The Diploma Divide
An Emerging Reality of U.S.Politics
What characterizes the U.S. as the country approaches its 250th year is a deep Diploma Divide. The source of the divide, no one should be surprised to know, is President Donald Trump. President Trump knows that his most ardent critics can be found in American colleges and universities, and he is attacking those institutions mercilessly. Starting with Harvard, the oldest and most renowned university in the country.
I attended a Harvard commencement ceremony in the late 1960s when universities all over the country, including Harvard, were facing an unprecedented wave of protests. Harvard’s president delivered the usual announcement to the graduating class: ``This university hereby awards you your first degree in the arts and sciences and welcomes you to the community of educated men and women.’’ The graduates responded with displeasure. That was not the community they aspired to join -- not at a time of bitter resentment with the country’s ruling class and anger at both political parties.
The 1960s saw the beginning of the country’s bitter Diploma Divide, which at the beginning was less partisan than anti-Establishment. But always fueled by left-wing sentiment.
The 1960s and 1970s marked the rise of the Baby Boomer generation and its distinctive anti-Establishment style of politics. What we are seeing today is the emergence of a new Post-millennial generation of Americans, born between 1997 and 2012, with its own distinctive style of politics.
The Pew Research Center published a study of the emerging Post-millennial generation in 2018. The basic finding: ``Post-millennials are the most diverse, best educated generation yet.’’
Among Post-millennials, 43 percent have at least one parent with a college degree. The figure was 32 percent with a college-educated parent for the Baby Boomer generation before them. In 2018, a bare majority (52 percent) of Post-millennials were non-Hispanic whites. A solid majority of 18-to-20-year-olds were enrolled in college (59 percent), including most young whites, blacks, Hispanics and Asian-Americans.
What characterizes Post-millennials more than anything else is diversity. What characterizes MAGA Republicans more than anything else is lack of diversity. President Trump has made himself a critic of diversity. He did it most clearly at a theatrical moment in his State of the Union speech when he offered this challenge to Members of Congress: ``If you agree with this statement, then stand up and show your support: The first duty of the American government is to protect American citizens, not illegal aliens.’’
No Democrats stood. That gave Trump the opportunity to make this defiant declaration: ``You should be ashamed of yourself not standing up. . . . I’m also asking you to end deadly sanctuary cities that protect the criminals and enact serious penalties for public officials who block the removal of criminal aliens.’’

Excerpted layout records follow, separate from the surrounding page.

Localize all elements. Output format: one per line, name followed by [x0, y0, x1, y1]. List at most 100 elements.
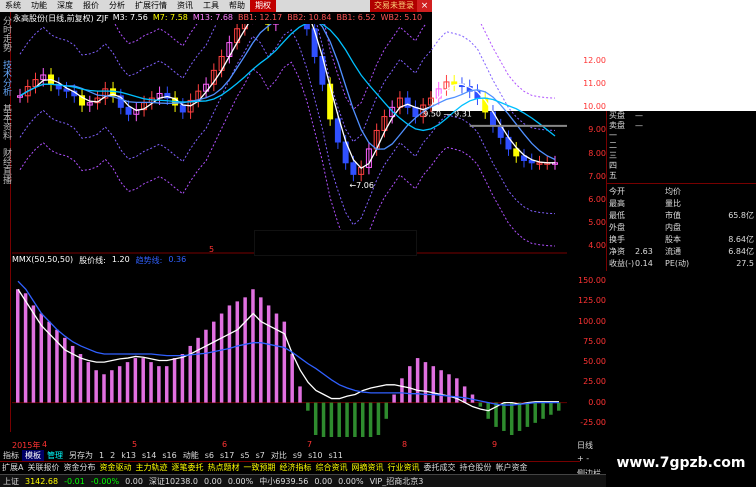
mid-annotation: 9.50 — 9.31	[423, 110, 472, 119]
osc-bar	[313, 402, 318, 435]
menu-item-8[interactable]: 帮助	[224, 0, 250, 12]
ext-tool-13[interactable]: 持仓股份	[457, 462, 493, 473]
indicator-tool-7[interactable]: s14	[139, 451, 159, 460]
menu-item-1[interactable]: 功能	[26, 0, 52, 12]
indicator-value: 6.52	[355, 13, 376, 22]
quote-level-dash: —	[635, 121, 643, 130]
osc-bar	[117, 366, 122, 403]
indicator-tool-14[interactable]: 对比	[268, 450, 290, 461]
ext-tool-14[interactable]: 帐户资金	[493, 462, 529, 473]
quote-stat-row: 收益(-) 0.14 PE(动) 27.5	[607, 258, 756, 270]
indicator-tool-8[interactable]: s16	[159, 451, 179, 460]
ext-tool-6[interactable]: 热点题材	[205, 462, 241, 473]
osc-bar	[345, 402, 349, 437]
indicator-tool-0[interactable]: 指标	[0, 450, 22, 461]
zoom-buttons[interactable]: + -	[577, 454, 606, 463]
menu-item-2[interactable]: 深度	[52, 0, 78, 12]
trade-login-button[interactable]: 交易未登录	[370, 0, 418, 12]
status-item: 深证10238.0	[148, 476, 199, 486]
osc-tick: 50.00	[583, 357, 606, 367]
quote-panel: 买盘 — 卖盘 — 一二三四五今开 均价 最高 量比 最低 市值 65.8亿 外盘 内盘 换手 股本 8.64…	[606, 111, 756, 271]
menu-item-4[interactable]: 分析	[104, 0, 130, 12]
ext-tool-8[interactable]: 经济指标	[277, 462, 313, 473]
stat-label: 净资	[609, 247, 625, 256]
indicator-tool-9[interactable]: 动能	[180, 450, 202, 461]
ext-tool-11[interactable]: 行业资讯	[385, 462, 421, 473]
menu-item-9[interactable]: 期权	[250, 0, 276, 12]
osc-bar	[78, 354, 83, 403]
quote-level-row: 四	[607, 161, 756, 171]
quote-level-row: 卖盘 —	[607, 121, 756, 131]
osc-bar	[180, 354, 185, 403]
ext-tool-3[interactable]: 资金驱动	[97, 462, 133, 473]
osc-bar	[235, 301, 240, 403]
osc-tick: 0.00	[588, 397, 606, 407]
ext-tool-2[interactable]: 资金分布	[61, 462, 97, 473]
left-tab-1[interactable]: 技术分析	[0, 56, 11, 100]
quote-level-label: 四	[609, 161, 617, 170]
ext-tool-0[interactable]: 扩展A	[0, 462, 25, 473]
stat-label-2: 均价	[665, 187, 681, 196]
indicator-tool-4[interactable]: 1	[96, 451, 107, 460]
indicator-label: BB1:	[238, 13, 257, 22]
stat-label-2: 市值	[665, 211, 681, 220]
ext-tool-7[interactable]: 一致预期	[241, 462, 277, 473]
ext-tool-1[interactable]: 关联报价	[25, 462, 61, 473]
quote-level-row: 三	[607, 151, 756, 161]
indicator-tool-11[interactable]: s17	[217, 451, 237, 460]
indicator-tool-16[interactable]: s10	[305, 451, 325, 460]
ext-tool-5[interactable]: 逐笔委托	[169, 462, 205, 473]
osc-bar	[251, 289, 255, 403]
ext-tool-12[interactable]: 委托成交	[421, 462, 457, 473]
osc-bar	[353, 402, 357, 437]
osc-bar	[172, 358, 177, 403]
osc-line2-value: 0.36	[168, 255, 187, 264]
indicator-tool-3[interactable]: 另存为	[66, 450, 96, 461]
menu-item-3[interactable]: 报价	[78, 0, 104, 12]
menu-item-5[interactable]: 扩展行情	[130, 0, 172, 12]
price-tick: 6.00	[588, 194, 606, 204]
indicator-values: M3: 7.56 M7: 7.58 M13: 7.68 BB1: 12.17 BB2: …	[113, 13, 427, 24]
indicator-tool-15[interactable]: s9	[290, 451, 305, 460]
indicator-tool-10[interactable]: s6	[202, 451, 217, 460]
indicator-tool-1[interactable]: 模板	[22, 450, 44, 461]
osc-bar	[321, 402, 326, 437]
indicator-5: BB1: 6.52	[336, 13, 375, 22]
left-tab-2[interactable]: 基本资料	[0, 100, 11, 144]
close-icon[interactable]: ×	[417, 0, 432, 12]
ext-tool-10[interactable]: 网摘资讯	[349, 462, 385, 473]
osc-tick: 75.00	[583, 336, 606, 346]
candle-body	[125, 106, 132, 115]
status-item: 上证	[3, 476, 19, 486]
quote-level-label: 卖盘	[609, 121, 625, 130]
menu-item-7[interactable]: 工具	[198, 0, 224, 12]
osc-bar	[533, 402, 537, 423]
ext-tool-4[interactable]: 主力轨迹	[133, 462, 169, 473]
status-item: VIP_招商北京3	[369, 476, 424, 486]
oscillator-chart[interactable]	[12, 265, 567, 437]
ext-tool-9[interactable]: 综合资讯	[313, 462, 349, 473]
osc-bar	[290, 354, 294, 403]
chart-title-bar: 永高股份(日线,前复权) ZJF M3: 7.56 M7: 7.58 M13: 7.…	[13, 13, 427, 24]
osc-bar	[439, 370, 443, 403]
indicator-tool-12[interactable]: s5	[237, 451, 252, 460]
date-tick: 4	[42, 440, 48, 449]
stat-value	[635, 186, 665, 198]
indicator-tool-13[interactable]: s7	[253, 451, 268, 460]
menu-item-6[interactable]: 资讯	[172, 0, 198, 12]
left-tab-3[interactable]: 财经直播	[0, 144, 11, 188]
left-tab-0[interactable]: 分时走势	[0, 12, 11, 56]
indicator-tool-2[interactable]: 管理	[44, 450, 66, 461]
price-chart[interactable]: ←14.99←7.069.50 — 9.315	[12, 24, 567, 254]
indicator-label: WB2:	[380, 13, 402, 22]
indicator-tool-6[interactable]: k13	[118, 451, 139, 460]
menu-item-0[interactable]: 系统	[0, 0, 26, 12]
indicator-tool-5[interactable]: 2	[107, 451, 118, 460]
osc-bar	[509, 402, 514, 435]
osc-bar	[31, 305, 36, 403]
candle-body	[350, 162, 357, 175]
indicator-0: M3: 7.56	[113, 13, 148, 22]
stat-value-2: 27.5	[736, 259, 754, 268]
indicator-tool-17[interactable]: s11	[326, 451, 346, 460]
period-label[interactable]: 日线	[577, 440, 606, 451]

Trump was denouncing illegal immigrants as dangerous aliens who are a threat to law abiding citizens -- an arguable proposition. And denouncing Democrats for ``blocking the removal’’ of the illegal immigrant menace. Trump’s assertion was intended to throw Democrats on the defensive. It also alienated millions of young Americans who are strongly sympathetic to immigrants and supportive of diversity.
As Republicans rally behind Trump, they are rapidly losing support from well educated Americans. It’s the basis of a realignment of the country’s politics. Beginning in the 1930s, wealthier and better educated voters trended Republican (everywhere outside the South). Beginning in the 1960s with the rapid increase in the number of college-educated Americans, the civil rights movement and opposition to the war in Vietnam generated an outpouring of anti-Establishment sentiment that drew well educated young millennials into the Democratic Party – a shift that accelerated as a result of the Watergate scandal.
Donald Trump changed everything. Trump drew strong support from older and rural white voters who were infuriated by the growing diversity and political correctness that dominated American politics under Barack Obama, the first black president and the nation’s most liberal president ever. White southerners and older, non-college whites formed the core of Trump’s MAGA movement and took control of the Republican Party.
What we are seeing now is a growing divergence between college-educated white voters and non-college whites, with well-educated younger voters (especially women) now staunchly Democratic. (After nominating and electing the nation’s first black President, Democrats nominated the first female candidates for President in 2016 and 2024. Trump narrowly defeated both women.)
The diploma divide has become a defining feature of American politics. The ten best educated states (as measured by the percentage of voters with college degrees) all voted for Kamala Harris in 2024. In the last three elections, Virginia, the best educated southern state, has never voted for Donald Trump. Nine of the ten least educated states voted for Trump in 2024 (the exception was heavily Hispanic New Mexico).
The least educated state, West Virginia, is over 90 percent white and solidly blue collar. During the era of Sen. Robert Byrd, the country’s longest serving Senate majority leader, West Virginia was a solidly New Deal Democratic state (coal miners). West Virginia is now Donald Trump’s second best state (after tiny, remote Wyoming). You won’t find many college educated yuppies or affluent white female urban liberals (so-called AWFULs) in West Virginia.